The motif of water in Annihilation acts as both a path and a force, carrying individuals toward the incomprehensible. It washes away old identities, transforms those who enter, and dissolves boundaries between self and other. Josie, uncomfortable in her own skin, merges with the Shimmer’s flora, becoming a human-tree hybrid—a literal union with the environment that transcends her alienated self. Beneath this, a deeper undercurrent emerges: a semiotic breakdown where language, which shapes reality, collapses at cellular, biological, and perceptual levels. The alien presence doesn’t speak but mimics, challenging notions of selfhood and interpretation. The Shimmer scrambles DNA—the code of life—blending species; human voices echo in non-human forms; memory and written language fragment; names and words lose meaning. Language, as a cornerstone of identity, organises memory, experience, and selfhood. Its breakdown—here a metaphor for grief, trauma, and depression—opens a gateway for the spiritual. To touch the spiritual, one must step beyond language, a concept echoed in mystical traditions: Buddhism’s transcendence of concepts, Christian apophatic theology’s unnamable God, or mysticism’s loss of self. Annihilation presents the unknowable—an encounter outside reason—disguised as science fiction horror.

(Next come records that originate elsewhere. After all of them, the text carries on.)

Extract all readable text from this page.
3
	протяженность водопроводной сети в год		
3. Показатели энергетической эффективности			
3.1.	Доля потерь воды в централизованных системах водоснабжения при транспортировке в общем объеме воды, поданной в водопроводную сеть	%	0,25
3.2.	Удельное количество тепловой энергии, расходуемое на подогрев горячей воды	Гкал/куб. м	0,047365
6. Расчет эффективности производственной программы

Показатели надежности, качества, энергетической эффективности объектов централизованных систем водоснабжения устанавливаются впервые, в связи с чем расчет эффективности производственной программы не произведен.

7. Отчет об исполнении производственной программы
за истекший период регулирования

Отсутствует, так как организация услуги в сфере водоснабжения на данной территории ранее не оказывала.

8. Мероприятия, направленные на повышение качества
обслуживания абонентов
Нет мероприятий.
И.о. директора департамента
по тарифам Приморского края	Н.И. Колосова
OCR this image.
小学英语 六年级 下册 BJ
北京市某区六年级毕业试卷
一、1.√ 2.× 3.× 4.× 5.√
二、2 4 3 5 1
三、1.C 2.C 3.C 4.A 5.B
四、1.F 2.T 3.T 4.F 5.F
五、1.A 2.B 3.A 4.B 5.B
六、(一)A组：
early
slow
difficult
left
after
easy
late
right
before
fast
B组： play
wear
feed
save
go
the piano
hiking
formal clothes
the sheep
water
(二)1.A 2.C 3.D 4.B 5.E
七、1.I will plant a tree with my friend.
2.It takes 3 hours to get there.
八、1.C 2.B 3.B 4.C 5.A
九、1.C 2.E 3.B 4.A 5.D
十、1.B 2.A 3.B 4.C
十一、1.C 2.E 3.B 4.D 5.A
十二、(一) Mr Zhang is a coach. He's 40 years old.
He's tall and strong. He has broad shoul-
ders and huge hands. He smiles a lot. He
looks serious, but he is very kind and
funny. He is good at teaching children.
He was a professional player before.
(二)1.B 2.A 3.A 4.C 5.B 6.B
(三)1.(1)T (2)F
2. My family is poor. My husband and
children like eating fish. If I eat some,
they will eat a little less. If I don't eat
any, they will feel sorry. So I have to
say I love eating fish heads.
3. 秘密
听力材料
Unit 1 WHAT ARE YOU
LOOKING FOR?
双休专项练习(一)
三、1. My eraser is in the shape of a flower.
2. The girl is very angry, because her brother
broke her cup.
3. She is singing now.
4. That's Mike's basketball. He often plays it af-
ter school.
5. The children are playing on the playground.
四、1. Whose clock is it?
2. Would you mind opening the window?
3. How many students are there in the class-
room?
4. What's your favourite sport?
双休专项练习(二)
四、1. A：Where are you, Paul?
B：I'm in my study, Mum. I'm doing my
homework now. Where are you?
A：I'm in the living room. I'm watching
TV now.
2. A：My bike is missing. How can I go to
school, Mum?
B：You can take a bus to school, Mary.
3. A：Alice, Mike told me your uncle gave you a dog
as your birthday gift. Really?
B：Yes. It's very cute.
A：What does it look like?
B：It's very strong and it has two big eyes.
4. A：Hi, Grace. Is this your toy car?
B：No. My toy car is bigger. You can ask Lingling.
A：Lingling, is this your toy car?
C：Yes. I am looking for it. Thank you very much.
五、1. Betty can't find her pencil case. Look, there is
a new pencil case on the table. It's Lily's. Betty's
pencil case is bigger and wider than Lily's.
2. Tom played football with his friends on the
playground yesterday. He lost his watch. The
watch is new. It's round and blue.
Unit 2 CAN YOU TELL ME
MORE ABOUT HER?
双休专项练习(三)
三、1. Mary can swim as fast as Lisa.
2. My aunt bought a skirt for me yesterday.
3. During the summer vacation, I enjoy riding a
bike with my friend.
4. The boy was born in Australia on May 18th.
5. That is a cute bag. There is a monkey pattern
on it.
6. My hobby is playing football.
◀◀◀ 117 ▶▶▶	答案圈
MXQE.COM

This dissolution of language and self aligns with philosophical and spiritual traditions exploring “non-self.” Buddhism’s anatta teaches that the self is an illusion—a collection of transient experiences, thoughts, and sensations. Clinging to a fixed self causes suffering, as seen in the characters’ struggles, but mindfulness can reveal impermanence. Similarly, David Hume argued that the self is merely a bundle of perceptions, lacking a permanent essence. In existentialism, Jean-Paul Sartre viewed the self as a construct shaped by choices, not an inherent entity, and clinging to a stable self reflects “bad faith.” Advaita Vedanta in Indian philosophy sees the individual self (Atman) as an illusion, ultimately one with the universal reality (Brahman). Neuroscientist Sam Harris, in Waking Up: A Guide to Spirituality Without Religion, integrates these ideas with neuroscience, arguing that the “I” is a cognitive construct. Through meditation, he suggests, one can observe thoughts and sensations arising without a stable self, revealing consciousness as a field of experience rather than an owned entity.
At the film’s climax, Lena confronts her mirrored self—a being that reflects rather than speaks. Their final “conversation” is a silent, violent, tender dance, a nonverbal communion where understanding gives way to becoming. Annihilation frames language as a limitation—a veil that must burn away for transformation. The Shimmer poses a spiritual question: “Where do I end and my environment begin?” (This echoes the film, I Heart Huckabees, where Bernard, played by Dustin Hoffman, muses, “If you look close enough, you can’t tell where my nose ends and space begins,” blending existentialism and spirituality.) Ultimately, Annihilation presents spirituality as the dissolution of boundaries—between self and other, human and alien, loss and renewal—offering a haunting, transformative vision of wholeness.